Hampton’s culminating reading of “Workingman’s Blues #2” exemplifies the study’s productive methodology. In his analysis, Hampton strategically unpicks the citational threads in the opening verse of the song. The reference to “the Proletariat” brings us back to Guthrie’s crowded union halls, while the line “They say low wages are a reality” sounds like a snippet of punditry echoing from a TV set. As Hampton argues, the line “is a secondhand thought, something picked up, perhaps, at a tavern like the one celebrated by [Merle] Haggard’s well-employed hero” (219). If there is a constant, Hampton argues, it is that exploitation, a founding aspect of neoliberal capitalism, has the power to surround us with a plethora of consumable goods, but its historical working out leaves us with only those (in this song, now scarce) products. Disconnection and dispersal, interwoven in the song’s lyrics, leaves us achingly nostalgic and empty. Moving from the song’s references to Ovid and his exile, Hampton argues that the entire point of this song “is that, in the world of globalized capital, everyone is an exile. Even if you are home, you are not at home” (220, emphasis in the original). Sensitive to the different registers of discourse juxtaposed in the opening verse, Hampton notes that “the break in history that I have highlighted throughout Dylan’s late work, the split between an empty present and some earlier moment of plenitude and meaning, is here intensified through the Ovid reference. Not even Ovid had it this bad” (220).

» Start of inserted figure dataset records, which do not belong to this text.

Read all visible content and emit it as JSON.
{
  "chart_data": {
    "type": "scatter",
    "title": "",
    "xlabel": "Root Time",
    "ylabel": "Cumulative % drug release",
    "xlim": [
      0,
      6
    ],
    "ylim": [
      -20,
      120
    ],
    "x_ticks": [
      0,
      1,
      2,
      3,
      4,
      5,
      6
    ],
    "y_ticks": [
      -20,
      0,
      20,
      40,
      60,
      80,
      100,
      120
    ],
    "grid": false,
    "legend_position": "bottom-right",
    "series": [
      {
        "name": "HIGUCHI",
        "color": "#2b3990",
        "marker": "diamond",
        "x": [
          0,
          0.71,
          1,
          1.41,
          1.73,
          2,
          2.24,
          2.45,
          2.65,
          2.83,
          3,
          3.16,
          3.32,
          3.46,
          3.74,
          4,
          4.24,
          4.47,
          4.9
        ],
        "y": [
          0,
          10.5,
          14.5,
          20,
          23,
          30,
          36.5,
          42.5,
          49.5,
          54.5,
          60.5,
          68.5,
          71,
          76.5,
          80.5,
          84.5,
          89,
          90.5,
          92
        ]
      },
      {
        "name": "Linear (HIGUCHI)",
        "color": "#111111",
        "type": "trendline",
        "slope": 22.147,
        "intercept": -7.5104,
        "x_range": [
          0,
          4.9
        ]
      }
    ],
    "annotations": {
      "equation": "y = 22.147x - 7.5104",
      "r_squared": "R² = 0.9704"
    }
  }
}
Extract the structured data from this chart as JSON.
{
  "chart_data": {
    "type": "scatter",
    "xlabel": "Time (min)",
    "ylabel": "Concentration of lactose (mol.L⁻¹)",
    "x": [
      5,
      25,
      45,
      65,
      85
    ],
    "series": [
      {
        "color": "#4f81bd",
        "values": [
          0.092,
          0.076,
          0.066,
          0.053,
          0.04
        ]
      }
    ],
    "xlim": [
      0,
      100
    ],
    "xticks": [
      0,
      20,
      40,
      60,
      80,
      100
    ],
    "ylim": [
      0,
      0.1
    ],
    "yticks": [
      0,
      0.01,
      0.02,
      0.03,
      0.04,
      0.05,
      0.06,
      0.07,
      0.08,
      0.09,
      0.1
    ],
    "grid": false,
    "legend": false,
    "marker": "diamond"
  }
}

For Hampton, Dylan investigates the effects of formal experimentation. His experimentation—informed by the modernist preoccupation with the problem of history and the recursive play of citation against expression—takes us from “the dynamic blends of idioms that characterizes the early songs . . . to [the mid 1960’s] collage of images, names, and cultural references” (97). The literary equivalent of guitar feedback, his songs become “mosaics of cultural noise” (97). Dylan’s late style retains a fidelity to such restless innovation. For Hampton, Dylan’s allusive late style does not serve to veil an essential self: his late style presses blues lyricism (and the poetics of the resonant fragment) against the narrative coherence of the traditional ballad. “[T]he structural looseness of the late style dovetails with the conventions of the most archaic of forms, which lends itself perfectly to the disjointed postmodern world being painted,” Hampton writes. (204). We thereby find in Dylan’s art an unblinking focus on form as a means through which we can feel our own being in history: a time out of joint, a time out of mind.